Forms and Interaction for Culture Media and Consumables

Culture media and consumable product data comes from various sources. These typically include product manuals, technical specifications, safety data

Data Characteristics for This Category

Culture media and consumable product data comes from various sources. These typically include product manuals, technical specifications, safety data sheets (SDS) from suppliers, and internal lab validation reports. Data update frequency is stable; updates occur when new products launch or existing products improve, but not frequently. Document structures are often PDF or Word formats. They contain fields such as product name, catalog number, batch, specification, components, storage conditions, shelf life, and application range. Some data may be embedded as images, for example, microscopic images of culture media. Field units typically involve physical quantities (e.g., mL, g, ℃), concentrations (e.g., %, mM), and packaging quantities (e.g., packs, boxes).

Constraints Imposed by These Characteristics on "Forms and Interaction"
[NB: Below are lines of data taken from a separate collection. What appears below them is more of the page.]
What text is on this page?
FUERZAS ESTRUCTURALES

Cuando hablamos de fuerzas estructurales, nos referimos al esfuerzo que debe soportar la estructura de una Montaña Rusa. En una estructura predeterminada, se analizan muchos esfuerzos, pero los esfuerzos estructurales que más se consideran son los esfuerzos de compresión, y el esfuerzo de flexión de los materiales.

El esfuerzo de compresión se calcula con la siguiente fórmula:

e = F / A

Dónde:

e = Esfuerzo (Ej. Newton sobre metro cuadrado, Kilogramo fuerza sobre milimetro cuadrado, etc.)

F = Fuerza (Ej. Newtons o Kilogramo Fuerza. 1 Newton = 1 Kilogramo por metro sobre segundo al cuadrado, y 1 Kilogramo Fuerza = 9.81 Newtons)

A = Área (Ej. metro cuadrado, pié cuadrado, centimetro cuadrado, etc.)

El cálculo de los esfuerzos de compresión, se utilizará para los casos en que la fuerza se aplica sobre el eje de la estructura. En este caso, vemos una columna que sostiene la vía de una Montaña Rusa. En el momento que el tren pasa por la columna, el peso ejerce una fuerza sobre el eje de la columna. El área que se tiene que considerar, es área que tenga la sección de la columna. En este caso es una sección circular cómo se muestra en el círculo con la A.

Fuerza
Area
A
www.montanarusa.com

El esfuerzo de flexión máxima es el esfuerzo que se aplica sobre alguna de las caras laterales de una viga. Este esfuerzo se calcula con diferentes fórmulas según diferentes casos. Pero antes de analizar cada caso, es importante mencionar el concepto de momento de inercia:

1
The discrete nature of data sources requires the system to integrate data from multiple sources, especially for parsing unstructured documents. The stable update frequency allows for periodic bulk update strategies, reducing real-time synchronization pressure. Image information in documents, such as microscopic images, requires conversion into queryable metadata through visual recognition or manual annotation. The standardized nature of field units requires form designs to provide clear unit selection or automatic unit conversion functions to prevent data misinterpretation due to inconsistent units. Product components are complex, requiring interactive forms to support multi-level linked selection and input. For example, selecting a culture medium type should automatically load the corresponding component list. This also requires real-time validation during user input, such as judging the reasonableness of storage temperature ranges, to ensure input data validity.

Configuration Settings

Configuration ItemRecommended ValueRationale for Recommendation
MAX_DOC_SIZE_MB20 MBEnsures sufficient file upload capacity, considering that a single product technical document often includes images and detailed descriptions.
FIELD_EXTRACTION_MODELOCR + LLMAddresses embedded text in images and complex table structures common in documents, improving field extraction accuracy.
FORM_VALIDATION_RULESJSON FormatRule SetFlexibly defines field type, range, and unit validation logic, adapting to unique requirements of different products.
CONTEXT_WINDOW_SIZE4096 tokensGuarantees sufficient context information when processing product inquiries involving multiple components and parameters.
RESPONSE_RELEVANCE_THRESHOLD0.75Ensures returned results are highly relevant to the user query, filtering out low-confidence information.
FALLBACK_STRATEGYHuman Intervention QueueProvides a path for human expert intervention for complex queries that the AI cannot accurately answer.

Three Common Mistakes

  • After a user submits a form, the system displays "Cannot convert undefined or null to object." This usually indicates a mismatch between backend validation rules for form fields and the data type passed from the frontend, or a required field is empty.
  • AI responses contain missing product parameter information or incorrect units. This occurs because the original document's field extraction was incomplete, or the unit recognition and conversion logic has flaws.
  • In multi-turn interactions, the AI fails to correctly associate product information mentioned in the previous question. This usually happens when CONTEXT_WINDOW_SIZE is set too small, causing historical conversation information to be truncated.

How to Verify Configuration

  • Upload typical culture media and consumable product manuals. Check if the system accurately extracts all key fields (e.g., catalog number, components, shelf life) and verify correct unit recognition.
  • Simulate user input in forms with various data ranges (including boundary and abnormal values). Confirm that all FORM_VALIDATION_RULES correctly trigger validation prompts and that error messages are clear.
  • Conduct multi-turn conversation tests. Ask questions about product components, storage conditions, and application compatibility. Observe if the AI maintains conversational context and provides accurate answers.

Note: The values provided are common starting points. Measure them against specific samples to determine optimal settings.

Question material comes from public community discussions. Configuration values are common starting points and should be measured against your own samples. Verified on 2026-09-21.